Bedford took the photographs in Cruise Night across Southern California and Nevada between 2014 and 2019. She spent those five years meeting people at car clubs and attending shows, as well as photographing those she connected with in their homes too. “My path to lowriding originates from my interest in the layered and nuanced ways that customising a car reflects decades of political, cultural and creative self-expression in this community,” writes Bedford in the book. Lowriders (vehicles that have been modified in specific ways) emerged in the 1940s. Back then, Mexican Americans painted their cars with symbols and statements that reflected their culture, and that practice has only evolved over time.

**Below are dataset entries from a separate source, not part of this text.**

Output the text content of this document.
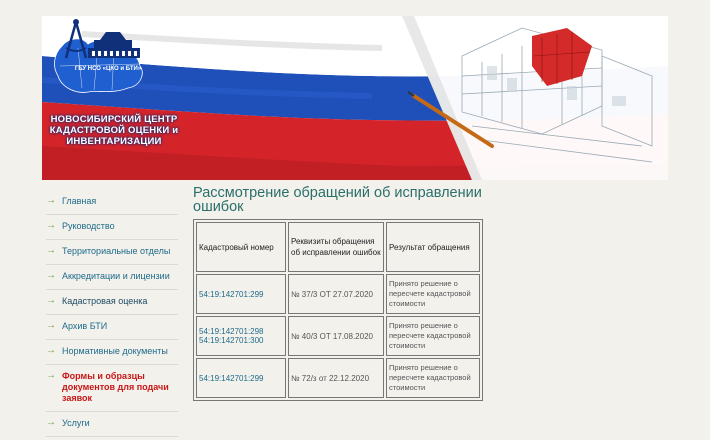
ГБУ НСО «ЦКО и БТИ»
НОВОСИБИРСКИЙ ЦЕНТР
КАДАСТРОВОЙ ОЦЕНКИ и
ИНВЕНТАРИЗАЦИИ
→ Главная
→ Руководство
→ Территориальные отделы
→ Аккредитации и лицензии
→ Кадастровая оценка
→ Архив БТИ
→ Нормативные документы
→ Формы и образцы документов для подачи заявок
→ Услуги
Рассмотрение обращений об исправлении ошибок
Кадастровый номер	Реквизиты обращения об исправлении ошибок	Результат обращения

54:19:142701:299	№ 37/3 ОТ 27.07.2020	Принято решение о пересчете кадастровой стоимости

54:19:142701:298
54:19:142701:300	№ 40/3 ОТ 17.08.2020	Принято решение о пересчете кадастровой стоимости

54:19:142701:299	№ 72/з от 22.12.2020	Принято решение о пересчете кадастровой стоимости
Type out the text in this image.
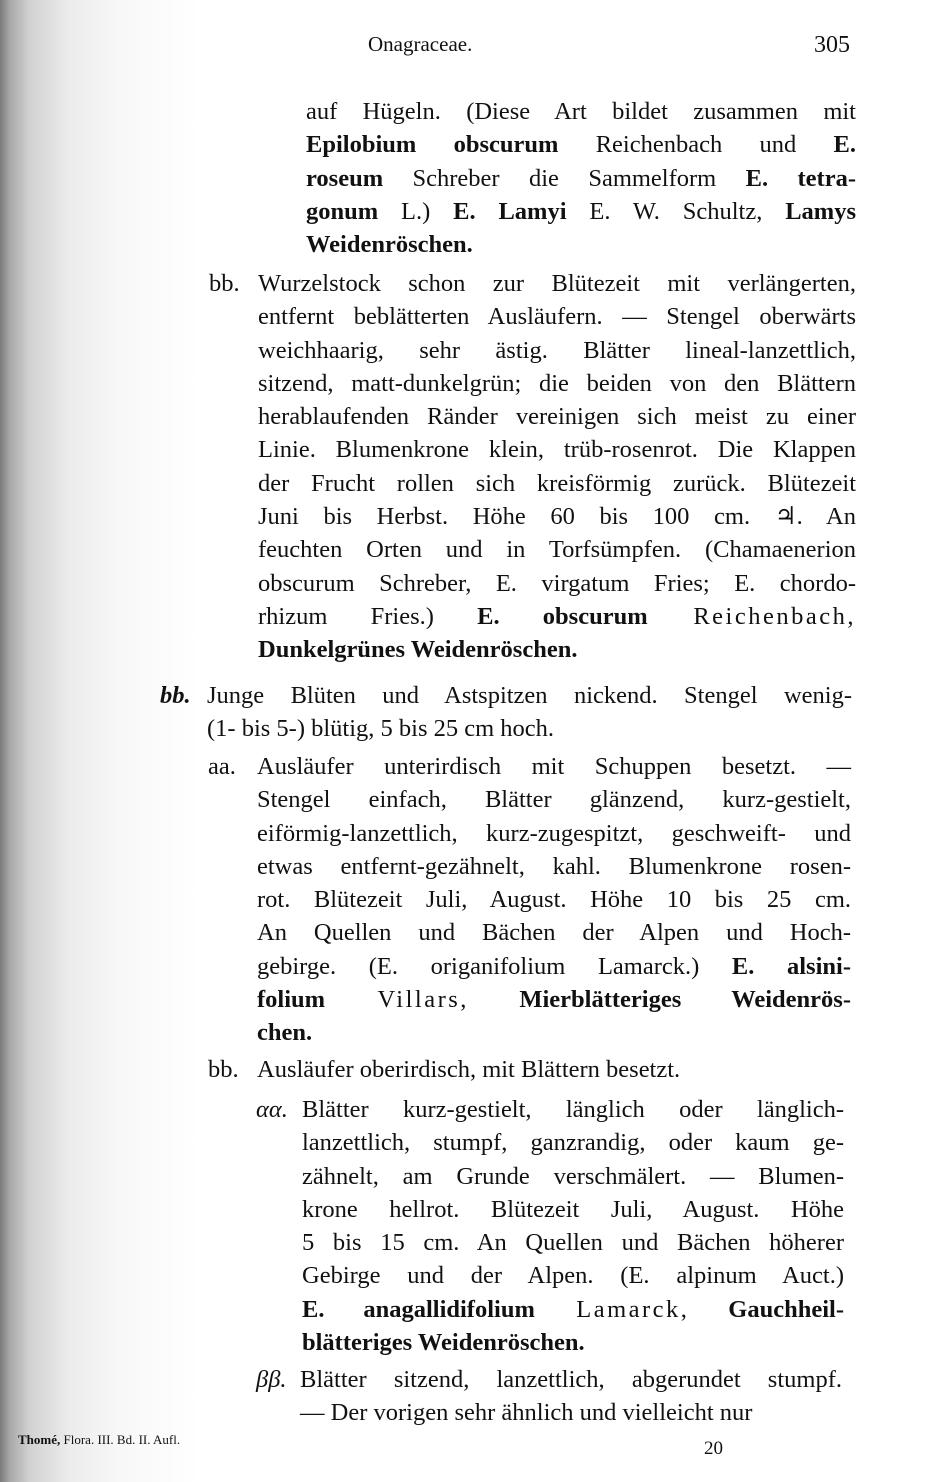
Onagraceae.	305
auf Hügeln. (Diese Art bildet zusammen mit
Epilobium obscurum Reichenbach und E.
roseum Schreber die Sammelform E. tetra-
gonum L.) E. Lamyi E. W. Schultz, Lamys
Weidenröschen.
bb. Wurzelstock schon zur Blütezeit mit verlängerten,
entfernt beblätterten Ausläufern. — Stengel oberwärts
weichhaarig, sehr ästig. Blätter lineal-lanzettlich,
sitzend, matt-dunkelgrün; die beiden von den Blättern
herablaufenden Ränder vereinigen sich meist zu einer
Linie. Blumenkrone klein, trüb-rosenrot. Die Klappen
der Frucht rollen sich kreisförmig zurück. Blütezeit
Juni bis Herbst. Höhe 60 bis 100 cm. ♃. An
feuchten Orten und in Torfsümpfen. (Chamaenerion
obscurum Schreber, E. virgatum Fries; E. chordo-
rhizum Fries.) E. obscurum Reichenbach,
Dunkelgrünes Weidenröschen.
bb. Junge Blüten und Astspitzen nickend. Stengel wenig-
(1- bis 5-) blütig, 5 bis 25 cm hoch.
aa. Ausläufer unterirdisch mit Schuppen besetzt. —
Stengel einfach, Blätter glänzend, kurz-gestielt,
eiförmig-lanzettlich, kurz-zugespitzt, geschweift- und
etwas entfernt-gezähnelt, kahl. Blumenkrone rosen-
rot. Blütezeit Juli, August. Höhe 10 bis 25 cm.
An Quellen und Bächen der Alpen und Hoch-
gebirge. (E. origanifolium Lamarck.) E. alsini-
folium Villars, Mierblätteriges Weidenrös-
chen.
bb. Ausläufer oberirdisch, mit Blättern besetzt.
αα. Blätter kurz-gestielt, länglich oder länglich-
lanzettlich, stumpf, ganzrandig, oder kaum ge-
zähnelt, am Grunde verschmälert. — Blumen-
krone hellrot. Blütezeit Juli, August. Höhe
5 bis 15 cm. An Quellen und Bächen höherer
Gebirge und der Alpen. (E. alpinum Auct.)
E. anagallidifolium Lamarck, Gauchheil-
blätteriges Weidenröschen.
ββ. Blätter sitzend, lanzettlich, abgerundet stumpf.
— Der vorigen sehr ähnlich und vielleicht nur
Thomé, Flora. III. Bd. II. Aufl.	20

The cars in this series are characters in their own rights. In a kaleidoscope of neon pinks and blues, yellows and greens, each of them has a unique personality, and each of them tells a story. As their owners don leather jackets and fedoras, victory curls and roses in their hair, Bedford shows us that it’s not just the wheels or the paint job that are important, it’s also the outfit, the accessories, the cologne. “The better your car looked, the better you’re going to look,” says Moses Torres, another interviewee.
“With artistry and a ‘till the wheels come off’ attitude, members of this community pour their hearts and souls into their cars”
With artistry and a ‘till the wheels come off’ attitude, members of this community pour their hearts and souls into their cars, and this book shows us how they dream of them (sometimes since childhood), as well as how they grow up understanding the importance of the culture. The media hasn’t commonly represented lowriding in a positive light: most often it’s unfairly associated with images of gangs, or chastised for promoting a culture of toxic masculinity and menace. What Bedford does in Cruise Night is offer a crucial counter-narrative. There is history and pride in her pictures; vivid traces of stories both personal and shared.
In one of the book’s final quotes, a female lowrider called Mary talks about the thrill of independence that lowriding has given her. “As a girl, I used to say to myself, ‘When I grow up, I’m going to be like those guys with their lowriders,’” she says. “I changed the tires and rims, and worked on the engine. I did everything myself. I felt like this was every chicana’s dream, to be in a finished car that they had done with their own hands. There’s no feeling like it. There’s nothing else but this. It’s like floating in air.” As if to echo this sentiment, one of the pictures that follows this, and one of the very final pictures in the book, is of a wheel hub, spray painted with the lyrics from Frank Sinatra’s I Did It My Way.
While Bedford’s pictures bask in the shimmer on the surface of this world, they also uncover the sheer escapism of it, the deep sense of belonging felt by the community, and most of all, the radical, joyful freedom found within it.